But a weightier argument, and one that may be considered decisive against Rome being the Babylon of the Apocalypse, and at the same time proving the identity between Jerusalem and Babylon, is that which is derived from the name and character of the woman in the vision. We have seen that the woman represents a city; a city styled ‘the great city, which spiritually is called Sodom and Egypt, where also our Lord was crucified’ (Rev.11:8). This woman or city is also styled a harlot, ‘that great harlot,’ ‘the mother of harlots and abominations of the land.’ Rev.17:5,6
Now, this is an appellation familiar and well known in the Old Testament, and one that is utterly inappropriate and inapplicable to Rome. Rome was a heathen city, and consequently incapable of that great and damning sin which was possible, and, alas, actual, for Jerusalem.
Rome was not capable of violating the covenant of her God, of being false to her divine Husband, for she never was the married wife of Jehovah.
This was the crowning guilt of Jerusalem alone among all the nations of the earth, and it is the sin for which all through her history she is arraigned and condemned. It is impossible to read the graphic description of the great harlot in the Apocalypse without instantly being reminded of the original in the Old Testament prophets.
All through their testimony this is the sin, and this is the name, which they hurl against Jerusalem. We hear Isaiah exclaiming, ‘How is the faithful city become an harlot!’ (Isa. 1:21.) ‘Thou hast discovered thyself to another than me, and art gone up; thou hast enlarged thy bed, and made thee a covenant with them’ (Isa. 57:8).

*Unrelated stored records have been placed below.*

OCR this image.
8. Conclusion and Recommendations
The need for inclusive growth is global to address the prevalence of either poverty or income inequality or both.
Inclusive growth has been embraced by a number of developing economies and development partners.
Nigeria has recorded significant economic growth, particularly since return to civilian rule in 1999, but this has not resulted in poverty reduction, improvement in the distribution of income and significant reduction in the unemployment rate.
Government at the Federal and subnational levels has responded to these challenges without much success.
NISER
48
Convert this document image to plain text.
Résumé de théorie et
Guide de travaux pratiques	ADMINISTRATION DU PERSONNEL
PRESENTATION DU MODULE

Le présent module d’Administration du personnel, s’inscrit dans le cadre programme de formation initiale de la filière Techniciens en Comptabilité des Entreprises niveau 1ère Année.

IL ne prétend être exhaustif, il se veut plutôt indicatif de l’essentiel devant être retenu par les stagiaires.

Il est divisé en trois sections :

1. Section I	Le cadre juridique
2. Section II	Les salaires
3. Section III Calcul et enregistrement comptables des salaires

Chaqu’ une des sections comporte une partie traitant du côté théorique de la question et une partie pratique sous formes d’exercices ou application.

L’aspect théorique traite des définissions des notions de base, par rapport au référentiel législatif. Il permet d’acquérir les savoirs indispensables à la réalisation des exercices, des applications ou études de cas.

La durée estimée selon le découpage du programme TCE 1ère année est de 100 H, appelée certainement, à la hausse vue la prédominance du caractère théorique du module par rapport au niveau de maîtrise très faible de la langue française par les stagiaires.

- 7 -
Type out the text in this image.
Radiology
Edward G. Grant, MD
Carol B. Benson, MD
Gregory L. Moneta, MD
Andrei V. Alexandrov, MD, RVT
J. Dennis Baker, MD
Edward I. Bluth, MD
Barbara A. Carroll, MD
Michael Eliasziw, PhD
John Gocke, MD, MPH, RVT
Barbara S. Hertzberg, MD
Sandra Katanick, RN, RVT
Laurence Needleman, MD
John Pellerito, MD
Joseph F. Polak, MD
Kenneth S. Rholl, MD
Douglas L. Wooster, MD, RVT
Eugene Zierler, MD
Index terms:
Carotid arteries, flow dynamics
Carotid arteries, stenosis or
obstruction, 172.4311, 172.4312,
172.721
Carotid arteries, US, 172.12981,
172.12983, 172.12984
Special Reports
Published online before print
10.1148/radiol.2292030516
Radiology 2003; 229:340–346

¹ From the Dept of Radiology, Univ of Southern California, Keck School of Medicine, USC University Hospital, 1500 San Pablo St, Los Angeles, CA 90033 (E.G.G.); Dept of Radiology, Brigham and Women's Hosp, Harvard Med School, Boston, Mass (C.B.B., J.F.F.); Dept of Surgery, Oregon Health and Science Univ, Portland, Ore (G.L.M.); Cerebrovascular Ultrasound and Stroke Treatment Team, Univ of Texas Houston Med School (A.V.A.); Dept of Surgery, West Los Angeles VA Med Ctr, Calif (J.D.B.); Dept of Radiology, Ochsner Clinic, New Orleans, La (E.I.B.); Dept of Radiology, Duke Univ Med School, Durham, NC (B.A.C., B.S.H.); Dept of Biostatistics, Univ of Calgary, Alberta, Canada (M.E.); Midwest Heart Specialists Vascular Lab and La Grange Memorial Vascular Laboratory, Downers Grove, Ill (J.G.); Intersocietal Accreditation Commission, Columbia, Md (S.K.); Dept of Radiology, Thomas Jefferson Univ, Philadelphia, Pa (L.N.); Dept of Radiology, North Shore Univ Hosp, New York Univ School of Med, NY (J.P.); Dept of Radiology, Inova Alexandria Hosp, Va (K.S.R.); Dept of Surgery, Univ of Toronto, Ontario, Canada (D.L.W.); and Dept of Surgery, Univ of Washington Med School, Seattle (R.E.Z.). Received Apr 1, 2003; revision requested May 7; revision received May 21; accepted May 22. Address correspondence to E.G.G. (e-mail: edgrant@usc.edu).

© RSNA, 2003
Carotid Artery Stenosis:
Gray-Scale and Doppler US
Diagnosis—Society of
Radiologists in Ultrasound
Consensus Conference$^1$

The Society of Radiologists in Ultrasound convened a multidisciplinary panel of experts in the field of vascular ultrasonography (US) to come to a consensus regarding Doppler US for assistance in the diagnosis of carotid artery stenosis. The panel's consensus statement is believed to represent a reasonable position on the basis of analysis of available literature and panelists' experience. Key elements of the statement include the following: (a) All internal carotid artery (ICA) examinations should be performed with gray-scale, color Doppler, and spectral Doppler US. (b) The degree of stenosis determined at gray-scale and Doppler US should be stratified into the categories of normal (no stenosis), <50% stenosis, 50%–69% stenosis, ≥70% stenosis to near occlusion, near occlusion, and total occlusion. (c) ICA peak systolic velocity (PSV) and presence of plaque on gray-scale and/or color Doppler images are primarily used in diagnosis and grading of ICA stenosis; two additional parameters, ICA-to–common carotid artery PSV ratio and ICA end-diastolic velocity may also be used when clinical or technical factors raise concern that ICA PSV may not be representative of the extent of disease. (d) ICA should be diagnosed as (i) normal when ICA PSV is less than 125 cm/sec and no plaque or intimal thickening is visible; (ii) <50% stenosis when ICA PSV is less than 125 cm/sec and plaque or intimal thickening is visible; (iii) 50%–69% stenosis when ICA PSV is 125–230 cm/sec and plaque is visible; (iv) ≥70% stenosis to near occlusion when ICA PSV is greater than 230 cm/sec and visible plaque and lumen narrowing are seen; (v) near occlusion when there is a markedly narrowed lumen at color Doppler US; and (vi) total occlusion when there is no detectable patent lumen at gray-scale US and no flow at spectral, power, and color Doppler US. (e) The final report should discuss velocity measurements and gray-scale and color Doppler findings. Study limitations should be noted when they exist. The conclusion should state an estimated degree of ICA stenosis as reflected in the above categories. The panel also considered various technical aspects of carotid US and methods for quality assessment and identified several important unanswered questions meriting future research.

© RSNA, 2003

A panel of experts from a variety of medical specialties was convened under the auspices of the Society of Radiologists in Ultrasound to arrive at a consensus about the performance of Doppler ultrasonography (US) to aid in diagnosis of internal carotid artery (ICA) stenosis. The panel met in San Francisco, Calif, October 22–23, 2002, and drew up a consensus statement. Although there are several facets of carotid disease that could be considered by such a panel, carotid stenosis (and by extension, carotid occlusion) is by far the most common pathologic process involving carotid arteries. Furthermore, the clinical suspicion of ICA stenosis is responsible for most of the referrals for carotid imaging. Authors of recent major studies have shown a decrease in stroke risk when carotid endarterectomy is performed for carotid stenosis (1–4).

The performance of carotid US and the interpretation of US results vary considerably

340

Still more emphatically does the prophet Jeremiah stigmatize Jerusalem with this reproachful epithet, ‘Go, and cry in the ears of Jerusalem, saying, Thus saith the Lord: I remember thee, the kindness of thy youth, the love of thine espousals;’—but, ‘upon every high hill and under every green tree thou lay down, playing the harlot’ (Jer. 2:2, 20). ‘Thou hast played the harlot with many lovers;’ ‘thou hast polluted the land with thy whoredoms and with thy wickedness;’ ‘thou have a whore’s forehead, thou refuses to be ashamed.’ ‘She is gone up upon every high mountain and under every green tree, and there hath played the harlot.’ ‘Turn, O backsliding children, saith the Lord; for I am married unto you.’ ‘Surely as a wife treacherously departs from her husband, so have ye dealt treacherously with me, O house of Israel, saith the Lord’ (Jer. 3:1, 2, 3, 6, 14, 20).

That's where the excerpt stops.